HABER MERKEZİ

Vatandaşların gün geçtikçe yoksulluk altında inim inim inlemekte olduğunu ifade eden Çakırlar, “Çiftçi, esnaf, emekli, asgari ücretli, işsiz gençler, herkesin ortak derdi geçinebilme ve barınma. Özellikle son yıllarda yoksulluk acı bir şekilde hissedilmektedir. Bazı aklı evvellerin dediği gibi, tane ile alın, porsiyonlarınızı küçültün, peynir yerine lor, kesik yiyin gibi vatandaşının aklı ile dalga geçen ifadeleri daha ne kadar kullanacaksınız. Çare nedir, çare? Çare biziz, sizin çare bulmak gibi bir derdiniz yok. Çare seçim, koyun sandığı vatandaş çaresini bulsun. Sosyal devletin gerekliliğini yerine getirecek adımlardan kaçınırsanız yarın bunun hesabını size sorarlar. Seçim zamanı makarna kömür dağıtmakla sosyal devlet olunmaz”  dedi.

BİRÇOK GENCİMİZ GELECEKLERİNİ ÜLKEMİZDEN FARKLI YERLERDE PLANLAMAKTA

Orhan Çakırlar, bu sene üniversite öğrencilerinin kira yüksekliği ve yurt sorunları gibi ekonomik nedenlerden dolayı eğitimlerine ara vermek veya yarım bırakmak zorunda kaldığını dile getirerek, “Bu öğrenciler öncelikle bizlerin evlatları şimdi bu çocuklar, ülkemizde ne gibi bir gelecek görebilir, ne hayal edebilir? Bu sebeplerle birçok gencimiz nasıl yurt dışına gidebilirim, düşüncesiyle geleceklerini ülkemizden farklı yerlerde planlamaktadır. Sadece gençlerimiz değil, artık birçok vatandaşımız yurtdışında iş ve gelecek planlaması yapmaktadır. Bir örnek vermek isterim. İngilizce, Almanca ve Fransızca bilen ve TOEFL’ı 98 olan bir genç adamdan YÖK Dil Sınavı isteniyor. TOEFL uluslararası kabul görmüyor demek ki, bunun adı beyin göçü. Bu sizi hiç mi rahatsız etmiyor. Bir ülke insan kaynaklarını iyi planlayamıyorsa vay o ülkenin haline” diye konuştu.

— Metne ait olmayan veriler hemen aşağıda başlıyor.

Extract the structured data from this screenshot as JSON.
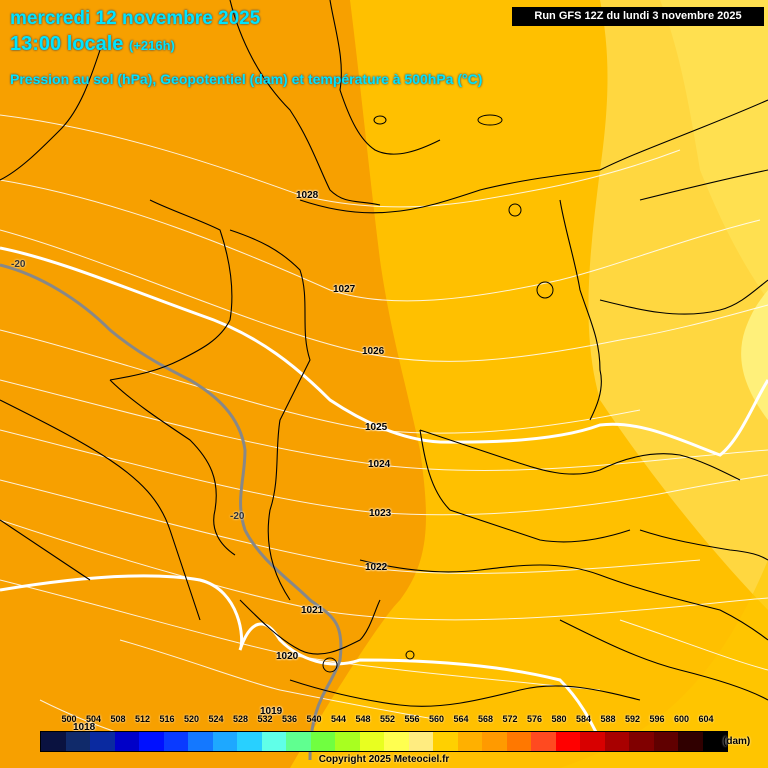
{
  "header": {
    "date_line": "mercredi 12 novembre 2025",
    "time_line": "13:00 locale",
    "offset": "(+216h)",
    "parameter": "Pression au sol (hPa), Geopotentiel (dam) et température à 500hPa (°C)"
  },
  "run_label": "Run GFS 12Z du lundi 3 novembre 2025",
  "isobars": [
    "1028",
    "1027",
    "1026",
    "1025",
    "1024",
    "1023",
    "1022",
    "1021",
    "1020",
    "1019",
    "1018"
  ],
  "temperature_labels": [
    "-20",
    "-20"
  ],
  "scale": {
    "values": [
      "500",
      "504",
      "508",
      "512",
      "516",
      "520",
      "524",
      "528",
      "532",
      "536",
      "540",
      "544",
      "548",
      "552",
      "556",
      "560",
      "564",
      "568",
      "572",
      "576",
      "580",
      "584",
      "588",
      "592",
      "596",
      "600",
      "604"
    ],
    "colors": [
      "#0a1240",
      "#102a6a",
      "#0a2aa0",
      "#0000c8",
      "#0010ff",
      "#0a3aff",
      "#1478ff",
      "#1ea8ff",
      "#28d0ff",
      "#60ffe8",
      "#60ff90",
      "#70ff40",
      "#a8ff20",
      "#e8ff20",
      "#ffff50",
      "#ffec80",
      "#ffd000",
      "#ffb000",
      "#ff9a00",
      "#ff7800",
      "#ff4a20",
      "#ff0000",
      "#d80000",
      "#a80000",
      "#800000",
      "#600000",
      "#300000",
      "#000000"
    ],
    "unit": "(dam)"
  },
  "copyright": "Copyright 2025 Meteociel.fr"
}
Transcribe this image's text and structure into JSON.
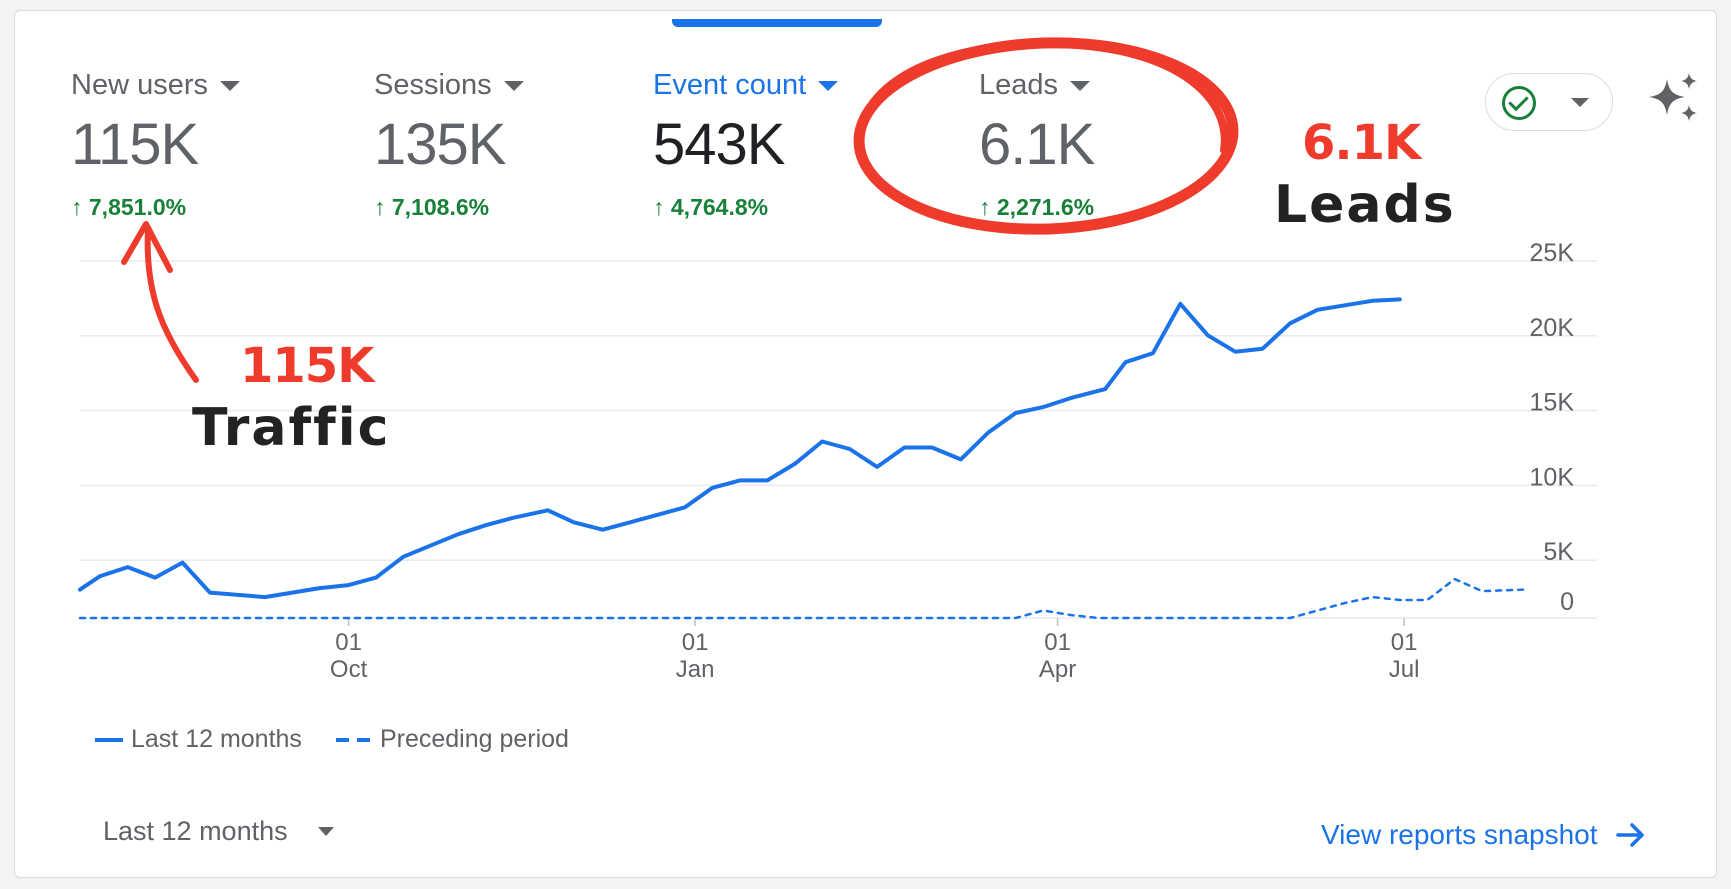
{
  "metrics": [
    {
      "label": "New users",
      "value": "115K",
      "change": "7,851.0%",
      "active": false
    },
    {
      "label": "Sessions",
      "value": "135K",
      "change": "7,108.6%",
      "active": false
    },
    {
      "label": "Event count",
      "value": "543K",
      "change": "4,764.8%",
      "active": true
    },
    {
      "label": "Leads",
      "value": "6.1K",
      "change": "2,271.6%",
      "active": false
    }
  ],
  "icons": {
    "status": "check-circle-icon",
    "insights": "sparkle-icon",
    "arrow": "arrow-right-icon",
    "change": "arrow-up-icon"
  },
  "colors": {
    "accent": "#1a73e8",
    "positive": "#188038",
    "annotation_red": "#ef3b2c",
    "annotation_black": "#222222"
  },
  "chart_data": {
    "type": "line",
    "ylim": [
      0,
      25000
    ],
    "yticks": [
      0,
      5000,
      10000,
      15000,
      20000,
      25000
    ],
    "ytick_labels": [
      "0",
      "5K",
      "10K",
      "15K",
      "20K",
      "25K"
    ],
    "xticks": [
      {
        "day": "01",
        "month": "Oct",
        "x": 0.186
      },
      {
        "day": "01",
        "month": "Jan",
        "x": 0.426
      },
      {
        "day": "01",
        "month": "Apr",
        "x": 0.677
      },
      {
        "day": "01",
        "month": "Jul",
        "x": 0.917
      }
    ],
    "grid": true,
    "legend_position": "bottom-left",
    "series": [
      {
        "name": "Last 12 months",
        "style": "solid",
        "x": [
          0,
          0.014,
          0.033,
          0.052,
          0.071,
          0.09,
          0.128,
          0.166,
          0.186,
          0.205,
          0.224,
          0.262,
          0.281,
          0.3,
          0.324,
          0.342,
          0.362,
          0.381,
          0.4,
          0.419,
          0.438,
          0.457,
          0.476,
          0.495,
          0.514,
          0.533,
          0.552,
          0.571,
          0.59,
          0.61,
          0.629,
          0.648,
          0.667,
          0.686,
          0.71,
          0.724,
          0.743,
          0.762,
          0.781,
          0.8,
          0.819,
          0.838,
          0.857,
          0.876,
          0.895,
          0.914
        ],
        "y": [
          1900,
          2800,
          3400,
          2700,
          3700,
          1700,
          1400,
          2000,
          2200,
          2700,
          4100,
          5600,
          6200,
          6700,
          7200,
          6400,
          5900,
          6400,
          6900,
          7400,
          8700,
          9200,
          9200,
          10300,
          11800,
          11300,
          10100,
          11400,
          11400,
          10600,
          12400,
          13700,
          14100,
          14700,
          15300,
          17100,
          17700,
          21000,
          18900,
          17800,
          18000,
          19700,
          20600,
          20900,
          21200,
          21300
        ]
      },
      {
        "name": "Preceding period",
        "style": "dashed",
        "x": [
          0,
          0.648,
          0.667,
          0.686,
          0.705,
          0.724,
          0.743,
          0.762,
          0.781,
          0.8,
          0.819,
          0.838,
          0.857,
          0.876,
          0.895,
          0.914,
          0.933,
          0.952,
          0.971,
          1.0
        ],
        "y": [
          0,
          0,
          500,
          200,
          0,
          0,
          0,
          0,
          0,
          0,
          0,
          0,
          500,
          1000,
          1400,
          1200,
          1200,
          2600,
          1800,
          1900
        ]
      }
    ]
  },
  "legend": {
    "current": "Last 12 months",
    "previous": "Preceding period"
  },
  "footer": {
    "date_range": "Last 12 months",
    "view_link": "View reports snapshot"
  },
  "annotations": {
    "traffic_value": "115K",
    "traffic_label": "Traffic",
    "leads_value": "6.1K",
    "leads_label": "Leads"
  }
}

İCRA DAİRELERİNDEKİ DOSYA SAYISI 25 MİLYONA YAKLAŞTI

Orhan Çakırlar, meclisteki konuşmasına şöyle devam etti: “Diyoruz ya, ülkemizde insanlarımız fakirleşiyor, alım gücü geriliyor, geçinemiyor. İşin daha kötüsü ne biliyor musunuz? İnsanlarımız sizin yüzünüzden umutlarını kaybediyor. İcra dairelerindeki dosya sayısı 25 milyona yaklaştı, karşılıksız çekler her geçen gün artmakta ticari hayat alt üst duruma gelmiştir. Merkez Bankasının Eylül ayından bugüne 400 baz puan faiz indirimi  istenilen beklentiyi yakalayamamış ve döviz kuru sonu olmayan bir tırmanışa geçmiştir. Bu sebeplerle her geçen gün gelen zamlar karşısında vatandaşın cebindeki para erimiş ve alım gücü ortadan kalkmıştır.”